Middle School Band Director Inspires Students to “Feel the Magic”

Middle School Spotlight
January 02, 2024

When Tiffany Hitz was in high school, she wasn’t sure if she wanted to be a music or math teacher. “I just wanted to be a teacher,” she said. “I was challenged in so many areas I was passionate about and I knew I wanted to teach one of those.”

In the end, a practical decision helped her decide. “As it turns out, there are not a lot of math education scholarships and there are a lot of music scholarships … especially if you play the French horn,” she said. It’s a decision that she doesn’t regret. And she continues to perform as a French horn player. 

Tiffany, pictured above in the center, is now the director of the middle school band at Robinson Secondary School. She continues to learn and practice music, hoping that her students will see how much she loves music and that she is still learning and growing as a musician and a teacher. 

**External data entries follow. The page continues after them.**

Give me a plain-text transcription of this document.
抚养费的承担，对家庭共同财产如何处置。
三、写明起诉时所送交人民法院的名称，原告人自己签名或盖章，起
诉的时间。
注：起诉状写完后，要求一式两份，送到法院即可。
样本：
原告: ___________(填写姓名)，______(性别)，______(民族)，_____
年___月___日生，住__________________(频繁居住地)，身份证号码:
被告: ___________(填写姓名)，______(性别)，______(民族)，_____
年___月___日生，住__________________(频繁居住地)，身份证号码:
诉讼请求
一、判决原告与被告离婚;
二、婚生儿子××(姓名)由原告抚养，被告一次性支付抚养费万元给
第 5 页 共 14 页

“While I have a career in music, it’s not as a professional musician,” she says. “My career is as a teacher. While music is part of my job, it’s also part of my personal life. As a horn player, I generally sit in the middle of the band. Hearing all of the music happening around me and knowing the musicians around me care about me just because I am there…I want students to know that community part of playing music too, it’s really special.” 

The community built in a band, and the relationships and acceptance that you build, Tiffany thinks, is “pervasive in any music group.” The arts allow students to try things within a safety net. “If it didn’t go as well as you wanted it to, there’s a way to combat the negative self-talk; to say ‘I didn’t take a big enough breath’ or ‘my valve was sticky;’ it wasn’t necessarily ‘me,’” she explained. “But if it was beautiful: there’s a space to take ownership. It’s because you feel safe doing it, or are working toward feeling safe.”

Especially for teenagers in middle school, Tiffany appreciates how band can allow a student to “open up in a different way.” 

Even if they aren’t considering becoming professional musicians, Tiffany hopes her students realize music can always be a part of their lives. And it can help them prepare for many different careers. 

“Music teaches everything. Every life skill — problem-solving, perseverance, diligence, goal setting, taking small steps to reach goals — middle school band allows a student to do all those things in a team setting,” she said. “It really is like functioning in another language. You track notes and rhythms and synthesize a million things all together.” 

Additionally, learning music can last a lifetime. “You’re never done. That’s the beauty and the curse of it,” Tiffany said. When a skill or a composition gets hard, she says you have to push through. “There’s a pot of gold at the end of that rainbow, and after that rainbow, there's another rainbow with another pot of gold,” she said about building skills. “It’s not about being perfect, it’s about [continually] being better. I want students to know that I still feel that magic. It doesn’t go away. It just gets better if you keep believing in yourself and just stick with it.” 

On Friday, December 22, Tiffany was announced by her college band director (pictured above at left) as one of eight Legion of Honor recipients from the John Philip Sousa Foundation. 

“It is overwhelming in the most beautiful way,” she says about the recognition. “It’s not that I’m particularly special, it’s that I’ve been put in situations where I’ve been given the opportunity to be noticed. I feel like I’m receiving it for lots of people. I am a product of all the interactions that I’ve had; and all the teachers, colleagues, and students I’ve had.”

“For as long as I can remember, I have been guided by teachers who helped me believe in possibility,” she told Bandworld Magazine. “Their actions helped me experience how music education positively impacts a life and they shared their belief that I could help inspire the next generation of musicians.”

Robinson Principal Tracey Phillips says the school community is “beyond lucky” to have Tiffany as a teacher. “Her dedication to students, staff, and the community is evident through her passion, enthusiasm, and a vigor that sets her apart from others,” Principal Phillips said. “Tiffany is committed to reaching, challenging, and preparing students for success in school and life.”